Ben isn’t the protagonist of Station 19, though: that would be Andy Herrera (Jaina Lee Ortiz), a young firefighter trying to step into some awfully big shoes after the captain, who also happens to be her father, steps down to deal with a cancer diagnosis. Andy is the clear center of Station 19 where For the People actively avoids one, and as such, she gets her own link to the Grey’s family tree: at Seattle Grace after her father collapses, Andy gets a pull-up-your-socks pep talk from Meredith Grey herself. The cameos don’t feel nearly as forced as they could be, given that firefighters and hospital workers have any number of reasons to interact on a regular basis. As a fledgling soap, though, Station 19 sets up some improbable circumstances of its own: Andy’s main rival for the captain job is also her very recent ex; post-breakup, she has an extremely ill-advised rebound hook-up with her childhood friend, who’s a cop. It’s McDreamy and McSteamy, civic employee edition!

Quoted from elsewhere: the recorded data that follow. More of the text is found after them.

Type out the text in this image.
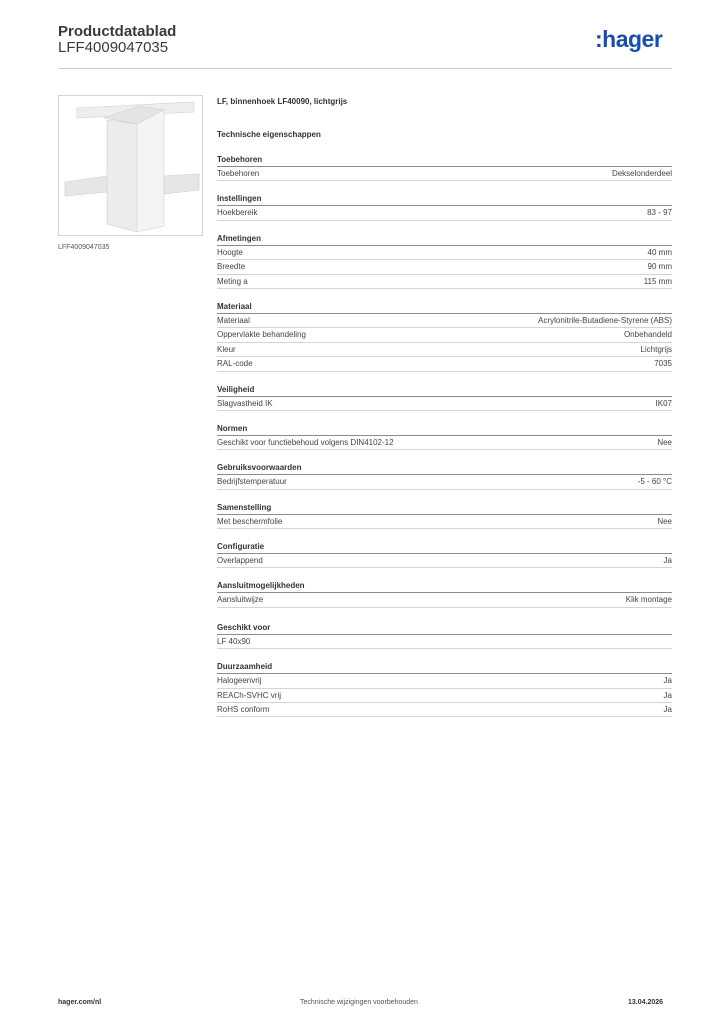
Productdatablad
LFF4009047035	:hager
LFF4009047035
LF, binnenhoek LF40090, lichtgrijs
Technische eigenschappen
Toebehoren
Toebehoren	Dekselonderdeel
Instellingen
Hoekbereik	83 - 97
Afmetingen
Hoogte	40 mm
Breedte	90 mm
Meting a	115 mm
Materiaal
Materiaal	Acrylonitrile-Butadiene-Styrene (ABS)
Oppervlakte behandeling	Onbehandeld
Kleur	Lichtgrijs
RAL-code	7035
Veiligheid
Slagvastheid IK	IK07
Normen
Geschikt voor functiebehoud volgens DIN4102-12	Nee
Gebruiksvoorwaarden
Bedrijfstemperatuur	-5 - 60 °C
Samenstelling
Met beschermfolie	Nee
Configuratie
Overlappend	Ja
Aansluitmogelijkheden
Aansluitwijze	Klik montage
Geschikt voor
LF 40x90
Duurzaamheid
Halogeenvrij	Ja
REACh-SVHC vrij	Ja
RoHS conform	Ja
hager.com/nl	Technische wijzigingen voorbehouden	13.04.2026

Station 19 starts on slightly firmer creative footing than For the People, aided by literal life-or-death stakes that immediately lay an emotional foundation that’s arguably a shortcut but undoubtedly effective. (Like Grey’s, Station 19 leans into the sheer exhaustion of a 24-hour job, and the reckless behavior that can result.) The show also has a much stronger sense of survival, having brought in more than 5 million viewers for its premiere directly following Grey’s. Still, those numbers aren’t as robust as they could be: Station 19 lost out to its time slot competitor Chicago Fire, on NBC, despite being the splashy premiere to Chicago’s routine midseason outing. Though it’s significantly juicier than For the People—rather than Grey’s, its closest TV cousin might actually be Murphy’s unrepentantly over-the-top blockbuster 9-1-1—and has a more compelling, specific thematic core in Andy’s ascent to leadership, Station 19 may not be able to break through the noise, either.

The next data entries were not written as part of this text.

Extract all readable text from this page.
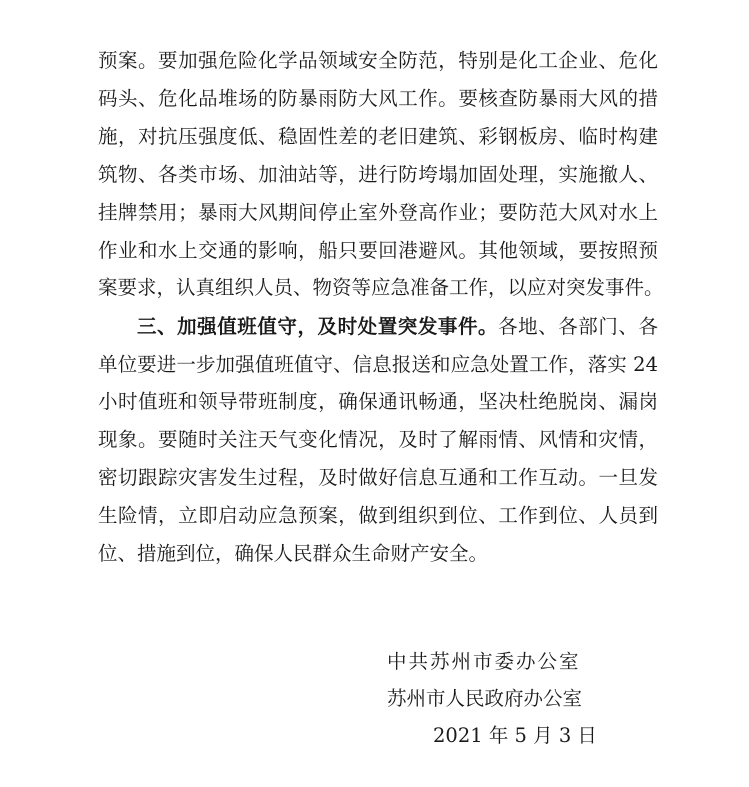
预案。要加强危险化学品领域安全防范，特别是化工企业、危化
码头、危化品堆场的防暴雨防大风工作。要核查防暴雨大风的措
施，对抗压强度低、稳固性差的老旧建筑、彩钢板房、临时构建
筑物、各类市场、加油站等，进行防垮塌加固处理，实施撤人、
挂牌禁用；暴雨大风期间停止室外登高作业；要防范大风对水上
作业和水上交通的影响，船只要回港避风。其他领域，要按照预
案要求，认真组织人员、物资等应急准备工作，以应对突发事件。
三、加强值班值守，及时处置突发事件。各地、各部门、各
单位要进一步加强值班值守、信息报送和应急处置工作，落实 24
小时值班和领导带班制度，确保通讯畅通，坚决杜绝脱岗、漏岗
现象。要随时关注天气变化情况，及时了解雨情、风情和灾情，
密切跟踪灾害发生过程，及时做好信息互通和工作互动。一旦发
生险情，立即启动应急预案，做到组织到位、工作到位、人员到
位、措施到位，确保人民群众生命财产安全。
中共苏州市委办公室
苏州市人民政府办公室
2021 年 5 月 3 日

Neither these shaky starts nor the loss of ABC’s highest-profile producing partner spell certain disaster in the near future. Given that the last year has seen the debut of both surprise smash The Good Doctor and the less-surprising-but-still-extraordinary ratings bonanza that is the Roseanne revival, the state of the ABC drama brand is troubled, but not dire. It also ought to be noted that Rhimes’ track record, like any creator’s in a competitive and capricious industry like television, isn’t entirely spotless, particularly over the last few years as the medium’s creative and financial resurgence has metastasized into Peak TV. Glitzy crime caper The Catch only lasted a couple seasons before wrapping up last spring; revisionist Shakespeare riff Still Star-Crossed was an intriguing departure from Rhimes’ roster of contemporary procedurals, which might have been what doomed it after just a few months. (Even at the height of the Grey’s/Private Practice Run, there was a brief stumble with Off the Map, a largely forgotten 2011 medical drama that only lasted half a season.) Rhimes is a singular force who helped change the face of network television, propelled Viola Davis to becoming the first-ever woman of color to win an Emmy for Best Actress in a Drama Series, and crafted an entire, hashtaggable programming bloc encompassing an entire weeknight’s primetime real estate. But in 2018, the competition is so steep, and the prevailing trends so stacked against ad-supported network television, that even the best in the business can’t be a silver bullet.

While watching these two freshman shows, I couldn’t help speculating that Rhimes’ influence might be a double-edged sword. The rest of television, particularly broadcast, has a long way to go in terms of representation, but the lessons of Rhimes’ success have still been internalized to the point that a Muslim lawyer defending a white supremacist, or a Latina firefighter struggling to be taken seriously by her peers, is no longer quite as groundbreaking as they would have seemed in a pre-Grey’s or -Scandal world. Rhimes herself is clearly doing just fine, and seems enthusiastic to move onto a new phase of her career after conquering the soothing-yet-addictive network drama. For the People and Station 19’s muted receptions indicate her audience might be ready for something new, too.